You’re Closer


We’ve gone a few rounds about the “you’re closer” thing the past few weeks; if this keeps up, I might have to add it to The List.


can't quit reach it

It’s not that I’m lazy, it’s that everything’s really far away.



But would that really be fair?  I mean, I always win that one.  And not in the “I always win all the arguments” sort of way… I mean I just seem to be better at that one than he is.  Here, have a look at this:


ME:  Could you pass me the book?
HIM:  (gets up)
ME:  You’re closer.
HIM:  (sits back down)  That’s… not even a little bit true!
ME:  No, it is.  See, you’re looking at it wrong.
HIM:  (looks at the book, me, the book again)
ME:  You know how they plot out a flight plan?  It looks all curved and like they’re going the long way, but actually—
HIM:  (incredulous look)
ME:  See, you have to compensate for the curvature of the Earth.  You’re thinking of this (gestures) as a flat plane.
HIM:  (trying not to laugh)
ME:  You love me!
HIM:  I was getting up before you started that shit!
ME:  Yes, you were.  So the fact that you’re sitting now proves that it’s not about your willingness to get the book, it’s about your stubbornness.  And that’s just mean.
HIM:  No, it’s about your bullshit excuse.
ME:  And your stubbornness.
HIM:  (gets up, passes me book)



And that, to date, has been his actual best effort.


I almost shouldn’t complain, right?


cat can't reach toy




10 comments on “You’re Closer

  1. At least he admits that he sees the book.

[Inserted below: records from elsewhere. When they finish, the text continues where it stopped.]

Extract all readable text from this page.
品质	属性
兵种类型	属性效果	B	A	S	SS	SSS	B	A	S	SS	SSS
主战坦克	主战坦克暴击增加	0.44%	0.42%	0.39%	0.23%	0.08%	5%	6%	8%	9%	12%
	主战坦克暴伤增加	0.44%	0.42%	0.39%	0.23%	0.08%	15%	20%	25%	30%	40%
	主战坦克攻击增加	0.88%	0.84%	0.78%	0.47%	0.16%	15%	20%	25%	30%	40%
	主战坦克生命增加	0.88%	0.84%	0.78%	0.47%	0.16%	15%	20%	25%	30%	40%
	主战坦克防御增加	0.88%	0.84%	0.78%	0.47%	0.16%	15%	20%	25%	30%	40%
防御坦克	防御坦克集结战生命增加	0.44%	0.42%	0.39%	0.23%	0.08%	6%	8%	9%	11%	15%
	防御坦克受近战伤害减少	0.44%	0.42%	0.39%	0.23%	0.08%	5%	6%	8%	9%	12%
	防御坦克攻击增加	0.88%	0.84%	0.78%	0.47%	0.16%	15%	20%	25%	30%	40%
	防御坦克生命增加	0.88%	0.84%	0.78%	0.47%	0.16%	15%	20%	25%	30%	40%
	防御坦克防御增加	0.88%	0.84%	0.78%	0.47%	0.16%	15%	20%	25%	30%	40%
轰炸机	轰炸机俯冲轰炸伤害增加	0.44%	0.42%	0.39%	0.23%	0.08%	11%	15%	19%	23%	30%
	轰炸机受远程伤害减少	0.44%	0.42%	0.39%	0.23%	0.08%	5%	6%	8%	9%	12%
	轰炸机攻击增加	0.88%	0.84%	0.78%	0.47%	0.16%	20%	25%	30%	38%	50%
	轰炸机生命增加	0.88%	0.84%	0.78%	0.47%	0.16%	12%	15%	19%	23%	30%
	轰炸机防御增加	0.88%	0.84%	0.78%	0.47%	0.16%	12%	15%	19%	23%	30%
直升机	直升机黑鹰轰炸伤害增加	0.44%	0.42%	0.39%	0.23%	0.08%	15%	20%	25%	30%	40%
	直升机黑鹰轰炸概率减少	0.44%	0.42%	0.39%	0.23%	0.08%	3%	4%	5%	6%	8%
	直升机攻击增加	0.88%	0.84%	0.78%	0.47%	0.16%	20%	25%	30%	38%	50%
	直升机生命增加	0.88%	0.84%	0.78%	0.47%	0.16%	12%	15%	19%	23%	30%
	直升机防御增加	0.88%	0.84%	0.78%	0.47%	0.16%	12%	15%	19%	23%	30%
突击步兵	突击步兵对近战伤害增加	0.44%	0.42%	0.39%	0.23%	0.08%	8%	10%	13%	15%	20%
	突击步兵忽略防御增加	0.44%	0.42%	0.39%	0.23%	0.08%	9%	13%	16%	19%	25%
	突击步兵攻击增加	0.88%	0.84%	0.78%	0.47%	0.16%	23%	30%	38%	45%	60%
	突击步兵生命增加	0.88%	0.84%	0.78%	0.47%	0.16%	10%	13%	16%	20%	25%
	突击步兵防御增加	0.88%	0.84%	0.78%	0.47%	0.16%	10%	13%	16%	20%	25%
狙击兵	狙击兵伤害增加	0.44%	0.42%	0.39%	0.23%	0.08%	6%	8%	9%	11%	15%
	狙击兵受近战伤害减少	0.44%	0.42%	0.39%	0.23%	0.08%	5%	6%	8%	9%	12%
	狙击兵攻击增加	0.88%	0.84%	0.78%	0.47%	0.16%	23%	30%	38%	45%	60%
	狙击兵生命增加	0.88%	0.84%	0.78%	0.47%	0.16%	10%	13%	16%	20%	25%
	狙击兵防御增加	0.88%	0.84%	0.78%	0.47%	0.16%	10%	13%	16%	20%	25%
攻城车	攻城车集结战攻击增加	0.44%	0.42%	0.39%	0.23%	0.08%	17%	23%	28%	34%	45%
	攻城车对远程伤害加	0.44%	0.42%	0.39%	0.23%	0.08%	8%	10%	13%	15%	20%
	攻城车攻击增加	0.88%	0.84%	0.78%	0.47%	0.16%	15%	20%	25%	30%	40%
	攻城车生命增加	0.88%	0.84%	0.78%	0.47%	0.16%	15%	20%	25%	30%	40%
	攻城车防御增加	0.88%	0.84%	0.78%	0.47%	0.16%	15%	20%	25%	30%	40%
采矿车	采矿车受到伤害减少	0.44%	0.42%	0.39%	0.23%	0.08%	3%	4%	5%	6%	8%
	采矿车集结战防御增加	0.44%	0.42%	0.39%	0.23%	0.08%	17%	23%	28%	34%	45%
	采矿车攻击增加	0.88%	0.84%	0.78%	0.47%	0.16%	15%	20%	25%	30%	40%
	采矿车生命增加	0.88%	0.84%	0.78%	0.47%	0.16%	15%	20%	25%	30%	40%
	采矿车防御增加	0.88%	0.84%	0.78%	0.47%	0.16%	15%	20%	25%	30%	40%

Neither Primo nor I want to be the first one to see cat vomit.

    Liked by 2 people

    • We have a teenager for cat vomit, but I honestly don’t know what we’re going to do when he’s gone next year… only the babycat is trained to throw up in the box or sink, I think the others are too stupid or too stubborn.

      We might need a live-in maid.


  2. JenS says:

    I do this a lot. BUT I usually have a cat attached to my lap, and whoever has the cat is given help. No disturbing the kitty.

    Liked by 2 people

    • I confess, I’ve been known to invite a cat up on my lap or a dog to snuggle only to claim helplessness mere seconds after they’re settled. He knows what I’m doing, but it works because “lookit how happy he is!” (our dogs especially are good at playing to the audience on this line)


  3. Nope, can’t do this one. I have two teenagers. whenever I make a general request like “Hey, can someone let the dog out, please?” It devolves into a 20 minute argument about who is closer to the door and who did it last time until I finish what I am doing and let the damn dog out myself.

    Liked by 2 people

  4. Jaded Jeni says:

    I do this to my hubs all the time, lol. He’s perfectly happy to get whatever I need but I just have to exasperate him further by unnecessarily telling him he’s closest to whatever it is that I want. It’s a fun game.

    Liked by 1 person

  5. Ritu says:

    Oh man I know that ahem… discussion!